On June 26 last year 43-year-old Stephen Riley was stabbed twice by 38-year-old Martin Wilson - who received a life sentence - and died shortly after at Barnsley Hospital in the early hours of the following day.

Eleven months later and 61-year-old Agita Geslere was stabbed to death on May 5 at her home on Brierfield Close - a post-mortem concluded that she died from multiple stab wounds.

Her son, 31-year-old Renars Geslers, of Hoyle Mill Road, was charged with her murder but pleaded not guilty at Sheffield Crown Court last month.

Just months later and 15-year-old Loui Phillips was stabbed to death in an unprovoked ‘jealous’ attack on Fish Dam Lane on August 8.

His 17-year-old killer, who can’t be named for legal reasons, admitted killing the youngster and will return to Sheffield Crown Court next month on December 17 for sentencing.
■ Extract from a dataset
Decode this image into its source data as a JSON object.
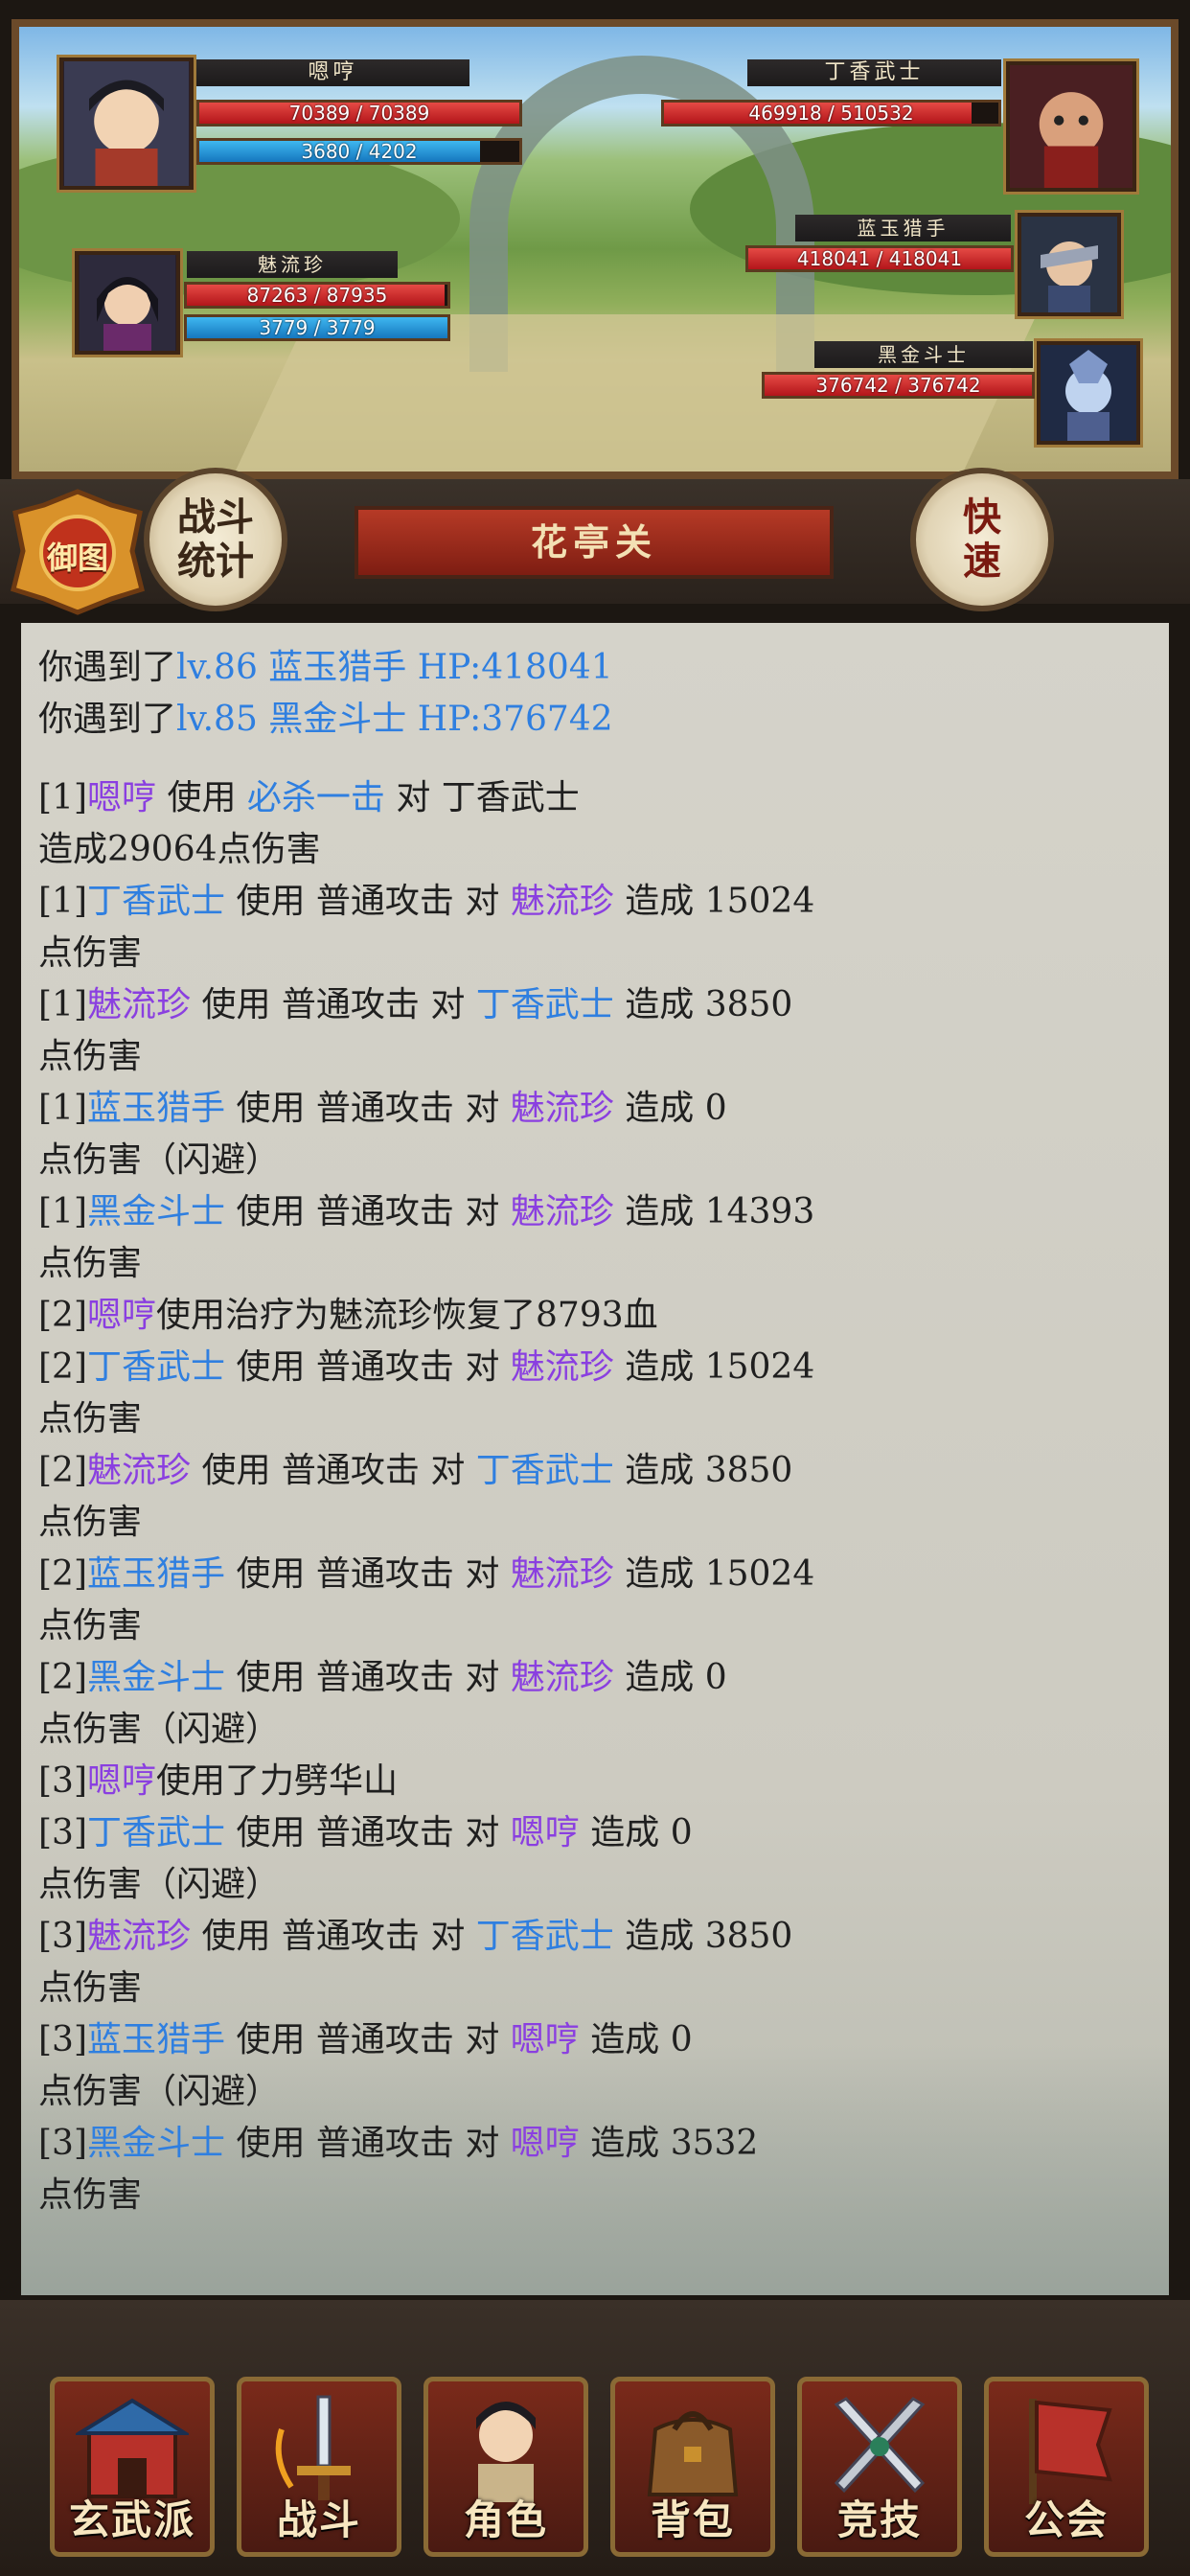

Despite these incidents, knife crime across South Yorkshire has decreased by 15 per cent across the county in the last year and Dr Alan Billings, South Yorkshire Police and Crime Commissioner, said: “It is good news to see a reduction in the number of crimes in areas such as theft, residential burglary and knife crime and these are the areas of crime that the public often tell me they are most concerned about.

“I am particularly pleased to see the fall in knife crime because this is not often the public perception.”